Project C.U.R.E. maintains collection centers in Albuquerque, NM, Austin, TX, Basalt, CO, Brooklyn, NY, Grand Junction, CO, Harrisburg, PA, Ithaca, NY, Lexington, KY, Sarasota, FL, and Tampa, FL.

==Financial Accountability==
PROJECT C.U.R.E. uses the majority of its funding into the completion of its projects. 98.6% of PROJECT C.U.R.E.'s total annual spending is made up of program expenses. Administrative expenses total 0.7% of the organization's budget and fundraising expenses constitute 0.6% of total annual spending.

==Programs==
=== ProCURE ===
ProCURE is the name of the project in which PROJECT C.U.R.E. collects new and overstock medical supplies and working equipment from manufacturers, wholesale suppliers, hospitals, clinics and individuals.
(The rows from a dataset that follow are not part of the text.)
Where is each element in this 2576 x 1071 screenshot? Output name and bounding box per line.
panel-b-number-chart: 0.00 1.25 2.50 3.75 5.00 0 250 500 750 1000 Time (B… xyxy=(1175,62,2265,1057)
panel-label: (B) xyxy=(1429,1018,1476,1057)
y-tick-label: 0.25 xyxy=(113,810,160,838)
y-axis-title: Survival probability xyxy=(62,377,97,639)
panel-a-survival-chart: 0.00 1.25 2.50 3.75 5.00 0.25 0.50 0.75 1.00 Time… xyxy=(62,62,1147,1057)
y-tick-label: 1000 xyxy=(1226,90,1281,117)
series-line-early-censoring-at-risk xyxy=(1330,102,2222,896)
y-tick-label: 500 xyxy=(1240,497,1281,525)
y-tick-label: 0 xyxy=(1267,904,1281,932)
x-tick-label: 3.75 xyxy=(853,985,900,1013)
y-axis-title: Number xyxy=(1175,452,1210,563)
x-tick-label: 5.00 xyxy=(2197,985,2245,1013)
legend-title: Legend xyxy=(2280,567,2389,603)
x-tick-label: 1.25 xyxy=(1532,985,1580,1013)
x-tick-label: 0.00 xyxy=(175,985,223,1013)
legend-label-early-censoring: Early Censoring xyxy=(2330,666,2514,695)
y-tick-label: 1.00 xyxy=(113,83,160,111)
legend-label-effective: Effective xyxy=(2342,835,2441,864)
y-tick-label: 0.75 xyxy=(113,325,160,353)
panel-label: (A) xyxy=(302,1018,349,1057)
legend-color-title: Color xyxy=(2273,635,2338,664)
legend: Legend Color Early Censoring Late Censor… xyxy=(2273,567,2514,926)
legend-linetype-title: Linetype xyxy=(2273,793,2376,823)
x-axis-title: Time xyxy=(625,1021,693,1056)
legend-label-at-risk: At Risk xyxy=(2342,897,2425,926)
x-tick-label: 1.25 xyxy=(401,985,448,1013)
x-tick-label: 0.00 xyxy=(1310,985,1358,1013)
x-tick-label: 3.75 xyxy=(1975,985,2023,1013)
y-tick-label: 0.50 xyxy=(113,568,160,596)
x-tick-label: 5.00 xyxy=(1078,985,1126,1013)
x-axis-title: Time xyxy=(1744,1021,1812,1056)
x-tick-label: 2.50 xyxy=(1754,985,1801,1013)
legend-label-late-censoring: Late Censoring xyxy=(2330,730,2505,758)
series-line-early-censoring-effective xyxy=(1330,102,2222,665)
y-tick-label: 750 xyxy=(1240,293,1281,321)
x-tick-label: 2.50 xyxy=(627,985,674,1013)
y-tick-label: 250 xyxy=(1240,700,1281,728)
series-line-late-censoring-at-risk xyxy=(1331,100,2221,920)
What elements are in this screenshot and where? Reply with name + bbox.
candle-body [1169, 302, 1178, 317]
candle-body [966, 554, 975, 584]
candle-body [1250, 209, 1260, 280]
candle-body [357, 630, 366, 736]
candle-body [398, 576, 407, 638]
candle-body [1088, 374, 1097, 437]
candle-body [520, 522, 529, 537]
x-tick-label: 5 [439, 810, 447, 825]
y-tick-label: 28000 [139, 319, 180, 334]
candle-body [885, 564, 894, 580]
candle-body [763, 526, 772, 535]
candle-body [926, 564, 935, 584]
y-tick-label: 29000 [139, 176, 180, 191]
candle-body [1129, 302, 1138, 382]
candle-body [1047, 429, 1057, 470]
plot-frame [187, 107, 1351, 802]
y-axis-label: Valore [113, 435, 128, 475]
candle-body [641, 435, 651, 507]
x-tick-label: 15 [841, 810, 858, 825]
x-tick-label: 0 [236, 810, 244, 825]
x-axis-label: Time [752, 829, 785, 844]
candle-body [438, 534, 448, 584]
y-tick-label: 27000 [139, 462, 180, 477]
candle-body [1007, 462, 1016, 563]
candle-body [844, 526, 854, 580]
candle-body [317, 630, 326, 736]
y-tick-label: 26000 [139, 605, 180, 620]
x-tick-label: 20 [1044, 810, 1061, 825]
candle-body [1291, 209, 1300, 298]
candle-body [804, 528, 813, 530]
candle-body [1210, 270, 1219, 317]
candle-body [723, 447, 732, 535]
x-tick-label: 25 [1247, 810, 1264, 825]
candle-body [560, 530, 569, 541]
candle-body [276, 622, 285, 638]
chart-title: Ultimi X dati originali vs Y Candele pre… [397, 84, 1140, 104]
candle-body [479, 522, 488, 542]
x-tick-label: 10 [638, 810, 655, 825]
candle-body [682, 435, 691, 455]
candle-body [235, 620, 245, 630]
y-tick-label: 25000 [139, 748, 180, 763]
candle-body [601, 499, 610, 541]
The goods obtained from ProCURE are then sorted and inventoried at PROJECT C.U.R.E. distribution centers before being sent to hospitals and clinics in developing counties.

===Corps===
The C.U.R.E. Corps is the volunteer member group for PROJECT C.U.R.E. made up of individuals, families, civic and church groups. Volunteer tasks include contacting hospitals and doctors for donations, collecting donations, sorting supplies, packing boxes, and loading supplies onto cargo containers to be shipped.

===Cargo===
Cargo containers for PROJECT C.U.R.E. are the size of a semi-truck trailer. Each container holds an average of $400,000 in medical supplies and equipment. On average, PROJECT C.U.R.E. delivers two cargo containers a week to developing nations.

===Kits===
C.U.R.E. Kits are boxes which contain essential medical supplies and equipment to be carried as luggage on an international flight. C.U.R.E. Kits are designed to meet the needs for short-term medical missions abroad and can be shipped directly to the traveler's home.

===Clinics===
C.U.R.E. Clinics prove an avenue for volunteer medical professionals to travel to developing countries where they are able to offer medical services. Location in which PROJECT C.U.R.E. Clinics have operated include: Guatemala, Kenya, Rwanda, Ghana, Bolivia, China, and Togo.

===Kits for Kids===
C.U.R.E. Kits for Kids is a program where drawstring backpacks are filled with personal hygiene and basic "medicine cabinet" items that are scarce in the third world. Kits for Kids gives parents the supplies they need to care for their children at home. Each bag has a tag, which allows for tracking as it makes its way across the world and into the hands of a family in need.

==Leadership==
=== James W. Jackson ===
James W. Jackson is the founder and chairman emeritus of PROJECT C.U.R.E.'s board of directors. He received a Bachelor of Arts in 1963 and completed his Master of Arts in 1964. He completed postgraduate studies in economics and the University of Colorado and received a Doctor of Humanities degree from Colorado Christian University in 1997. Jackson has been awarded the Colorado "Ethics in Business Award," the American Red Cross "Healthcare Lifetime Achievement Award," and Regis University's Civis Princeps Award for his efforts in changing lives around the world.

===Dr. Douglas Jackson===
Dr. Douglas Jackson, son of the Founder James W. Jackson, became the Chief Executive Officer and President of PROJECT C.U.R.E. in 1997. Dr. Jackson served as Provost for Colorado Christian University in Lakewood, Colorado and was the Director of the Fermanian Business Center at Point Loma University in San Diego, California before working at C.U.R.E. Douglas Jackson graduated magna cum laude from Northwest Nazarene College in 1982, with a Bachelor of Arts in Business Administration. In 1985, he earned a Juris Doctor from the University of Colorado at Boulder. After becoming an attorney, Douglas directed the legal affairs for the international agricultural firm, Chore-Time/Brock (CTB), Inc. in Milford, Indiana. In 1992, he earned a Ph.D. in Business Administration from the University of Colorado at Boulder. He has also served as a director for such organizations as: HOPE International, Christian Executive Officers, YMCA, and the Leadership Denver Association.